その真っ赤に焼けた鉄の状態に例えているのさ」

なるほど~。

もう20年くらい前の話しです。その当時そう呼ばれていたというお話し。

ちなみに、和食店では「酢めし」は通常用意していないので
白いご飯にまぐろを盛ったものが提供されて、
逆に寿司店では、「酢めし」しか用意していないので
酢めしに盛ったものが提供されていました。

なら、「まぐろ丼」ってまぐろの町・三浦発の造語だろ!
と思い、三崎まぐろ倶楽部の宗よしさんに聞くと

「築地のまぐろ屋が、賄(まかない※従業員の食事)に
裁いたまぐろの骨に残るスキ身をご飯にのせて食べていた。
それを、まぐろ丼と言ってたらしいんだよ。
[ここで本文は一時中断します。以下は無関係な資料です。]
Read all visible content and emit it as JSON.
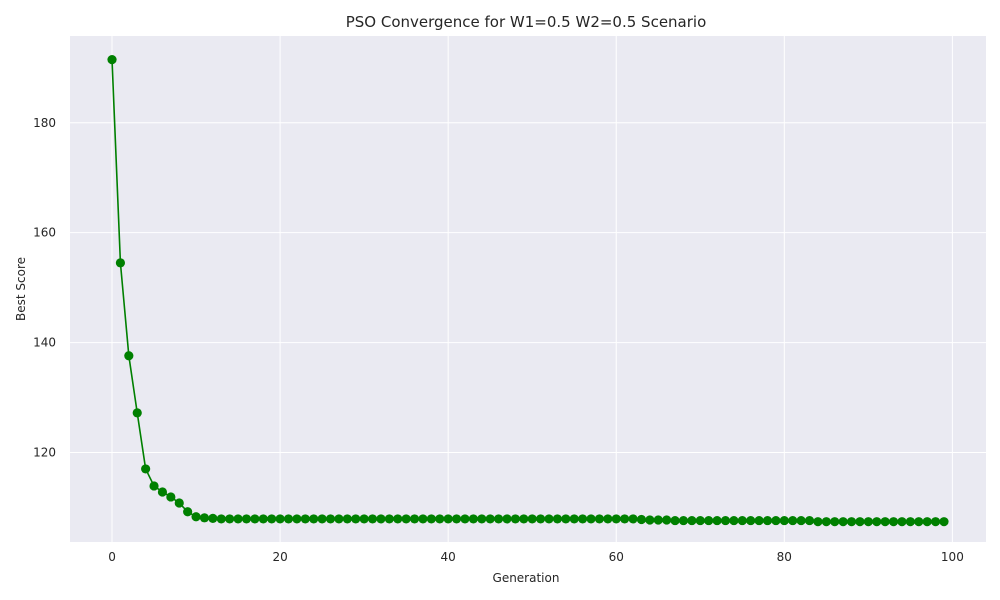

そっちの方が先だったんだ。
三浦発のネーミングとは言えないんだよね~」

今では、「まぐろ丼」の方が知れ渡っているので
かえって若い方には「東丼」「鉄火丼」は、初耳の方も
多いのかもしれませんね。最近は、お寿司屋さんでも
「まぐろ丼」とメニュー名に書いている所もありますしね。

決して定義があるわけでは無いと思います。

料理名ですので、できるだけ時代にあった分り易い名前が
いいのだと思います。

余禄です。
福の家は、たまり醤油・他調味料・昆布等を入れ沸かし冷ましたモノを
「まぐろ丼のタレ」として仕込んでいます。

赤身はタレに軽く漬けてご飯に盛ります。中とろは色身を
殺さないように裏面にだけタレをぬって盛っています。